The United States opposes any binding international harmonization. The Biden administration favors an approach through sector-by-sector collective bargaining. The American Chamber of Commerce denounces “premature rigidification of a sector in full innovation.”

The European Union and Canada actively support the project. Their own regulations already anticipate several convention provisions. Germany wishes to strengthen algorithmic transparency obligations.

China adopts an ambiguous position. Beijing has tightened platform regulation since 2021 but refuses any international control mechanism. Chinese giants like Meituan or Didi fear that the convention would facilitate global regulatory harmonization to the detriment of their national specificities.

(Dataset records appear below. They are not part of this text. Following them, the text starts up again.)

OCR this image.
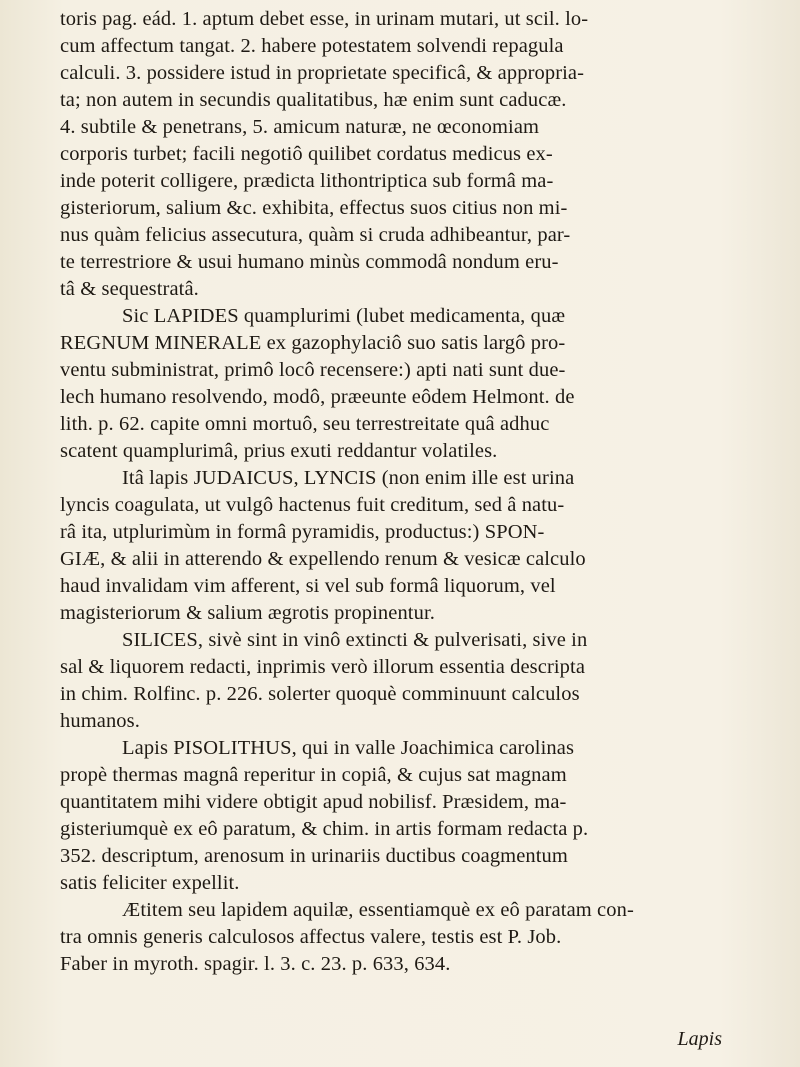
toris pag. eád. 1. aptum debet esse, in urinam mutari, ut scil. lo-
cum affectum tangat. 2. habere potestatem solvendi repagula
calculi. 3. possidere istud in proprietate specificâ, & appropria-
ta; non autem in secundis qualitatibus, hæ enim sunt caducæ.
4. subtile & penetrans, 5. amicum naturæ, ne œconomiam
corporis turbet; facili negotiô quilibet cordatus medicus ex-
inde poterit colligere, prædicta lithontriptica sub formâ ma-
gisteriorum, salium &c. exhibita, effectus suos citius non mi-
nus quàm felicius assecutura, quàm si cruda adhibeantur, par-
te terrestriore & usui humano minùs commodâ nondum eru-
tâ & sequestratâ.
Sic LAPIDES quamplurimi (lubet medicamenta, quæ
REGNUM MINERALE ex gazophylaciô suo satis largô pro-
ventu subministrat, primô locô recensere:) apti nati sunt due-
lech humano resolvendo, modô, præeunte eôdem Helmont. de
lith. p. 62. capite omni mortuô, seu terrestreitate quâ adhuc
scatent quamplurimâ, prius exuti reddantur volatiles.
Itâ lapis JUDAICUS, LYNCIS (non enim ille est urina
lyncis coagulata, ut vulgô hactenus fuit creditum, sed â natu-
râ ita, utplurimùm in formâ pyramidis, productus:) SPON-
GIÆ, & alii in atterendo & expellendo renum & vesicæ calculo
haud invalidam vim afferent, si vel sub formâ liquorum, vel
magisteriorum & salium ægrotis propinentur.
SILICES, sivè sint in vinô extincti & pulverisati, sive in
sal & liquorem redacti, inprimis verò illorum essentia descripta
in chim. Rolfinc. p. 226. solerter quoquè comminuunt calculos
humanos.
Lapis PISOLITHUS, qui in valle Joachimica carolinas
propè thermas magnâ reperitur in copiâ, & cujus sat magnam
quantitatem mihi videre obtigit apud nobilisf. Præsidem, ma-
gisteriumquè ex eô paratum, & chim. in artis formam redacta p.
352. descriptum, arenosum in urinariis ductibus coagmentum
satis feliciter expellit.
Ætitem seu lapidem aquilæ, essentiamquè ex eô paratam con-
tra omnis generis calculosos affectus valere, testis est P. Job.
Faber in myroth. spagir. l. 3. c. 23. p. 633, 634.
Lapis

India and Brazil represent emerging countries favorable to the convention. These economies see in international harmonization a way to civilize sectors employing their workforce massively without protection.

Adoption requires a two-thirds majority of delegates present. The 56 votes of industrialized countries are insufficient. The alliance with major emerging economies becomes decisive to reach the 120 necessary votes.

A Conceptual Revolution Extending Beyond Platforms

Beyond platform workers, the convention opens a new path for rethinking social protection in the digital age. The decoupling of rights from status could extend to freelancers, self-entrepreneurs, and new forms of autonomous work.

France is already experimenting with this logic through the transferable personal training account between jobs. Finland is developing a universal unemployment insurance system covering both employees and self-employed workers. Drones deliver more blood than ambulances and reduce maternal mortality, illustrating how technological innovation can transform social protection when the regulatory framework adapts.

This legal mutation arrives at a timely moment. The OECD anticipates that 40% of jobs will integrate a platform dimension by 2035. Artificial intelligence multiplies hybrid forms of human-machine collaboration. Traditional salaried employment, a nineteenth-century invention, shows its limits facing new work organizations.

If adopted, the 2026 convention will mark a conceptual break comparable to the creation of salaried employment itself. No longer adapting new realities to old frameworks, but inventing protections suited to ongoing transformations.